Protocol for Designing New Functional Food with the Addition of Food Industry By-Products, Using Design Thinking Techniques—A Case Study of a Snack with Antioxidant Properties for Physically Active People
Joanna Tkaczewska,
Piotr Kulawik,
Małgorzata Morawska-Tota,
Marzena Zając,
Paulina Guzik,
Łukasz Tota,
Paulina Pająk,
Robert Duliński,
Adam Florkiewicz,
Władysław Migdał
Affiliations
Joanna Tkaczewska
Department of Animal Product Technology, Faculty of Food Technology, University of Agriculture in Kraków, al. Balicka 122, 30-149 Kraków, Poland
Piotr Kulawik
Department of Animal Product Technology, Faculty of Food Technology, University of Agriculture in Kraków, al. Balicka 122, 30-149 Kraków, Poland
Małgorzata Morawska-Tota
Department of Sports Medicine & Human Nutrition, University School of Physical Education in Kraków, al. Jana Pawla II 78, 31-537 Kraków, Poland
Marzena Zając
Department of Animal Product Technology, Faculty of Food Technology, University of Agriculture in Kraków, al. Balicka 122, 30-149 Kraków, Poland
Paulina Guzik
Department of Animal Product Technology, Faculty of Food Technology, University of Agriculture in Kraków, al. Balicka 122, 30-149 Kraków, Poland
Łukasz Tota
Department of Physiology and Biochemistry, Faculty of Physical Education and Sport, University of Physical Education in Krakow, al. Jana Pawla II 78, 31-537 Kraków, Poland
Paulina Pająk
Department of Food Analysis and Quality Assessment, Faculty of Food Technology, University of Agriculture in Kraków, ul. Balicka 122, 30-149 Kraków, Poland
Robert Duliński
Department of Biotechnology and General Technology of Food, Faculty of Food Technology, University of Agriculture in Kraków, ul. Balicka 122, 30-149 Kraków, Poland
Adam Florkiewicz
Department of Food Analysis and Quality Assessment, Faculty of Food Technology, University of Agriculture in Kraków, ul. Balicka 122, 30-149 Kraków, Poland
Władysław Migdał
Department of Animal Product Technology, Faculty of Food Technology, University of Agriculture in Kraków, al. Balicka 122, 30-149 Kraków, Poland
The aim of the work was to develop an easy-to-follow protocol for designing novel functional products with the addition of food industry by-products using design thinking techniques. As a result, a 12-step protocol has been designed and presented. The protocol consists of steps from the initial formation of the design team, through all the stages of the production and prototyping, until establishing the final storage conditions and creating final documentation.
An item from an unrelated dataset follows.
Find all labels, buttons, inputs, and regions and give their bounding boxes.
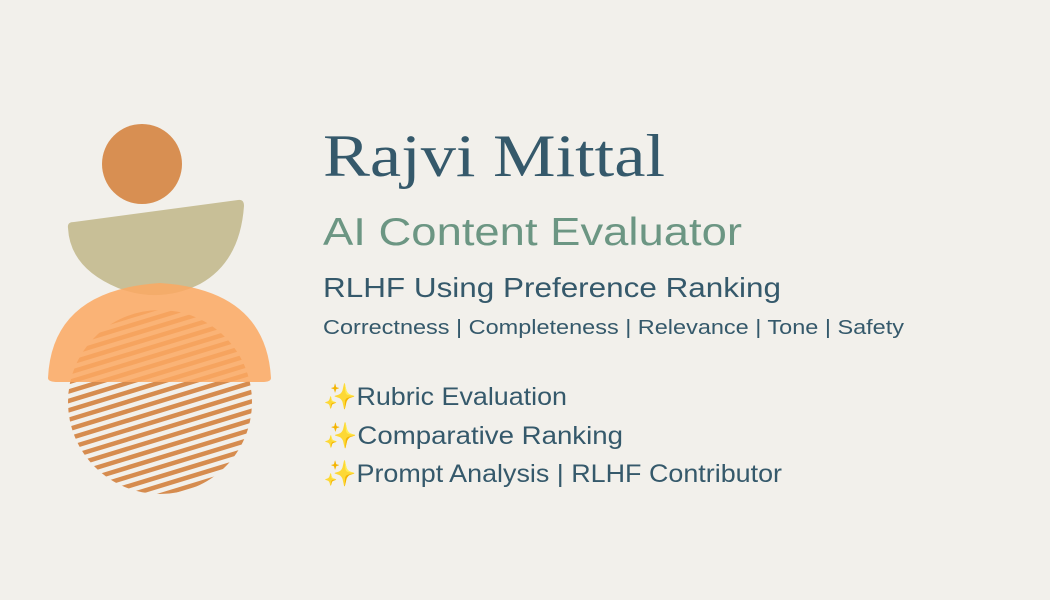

The protocol has been validated and explained using a case study in which a fish industry by-product hydrolysate with bioactive properties was used to develop a novel functional food product for physically active people: a date bar with carp meat and carp skin gelatin hydrolysate. Following the 12 steps presented in the protocol resulted in developing a food product with high nutritional value and antioxidant power which remains stable during storage at reduced temperatures. Moreover, the product is characterized by good sensory qualities and can be easily implemented into full-scale production. The newly designed protocol is an easy-to-follow method that could be used in almost any kind of food industry sector to sucesfully develop user-focused functional food products with by-product addition.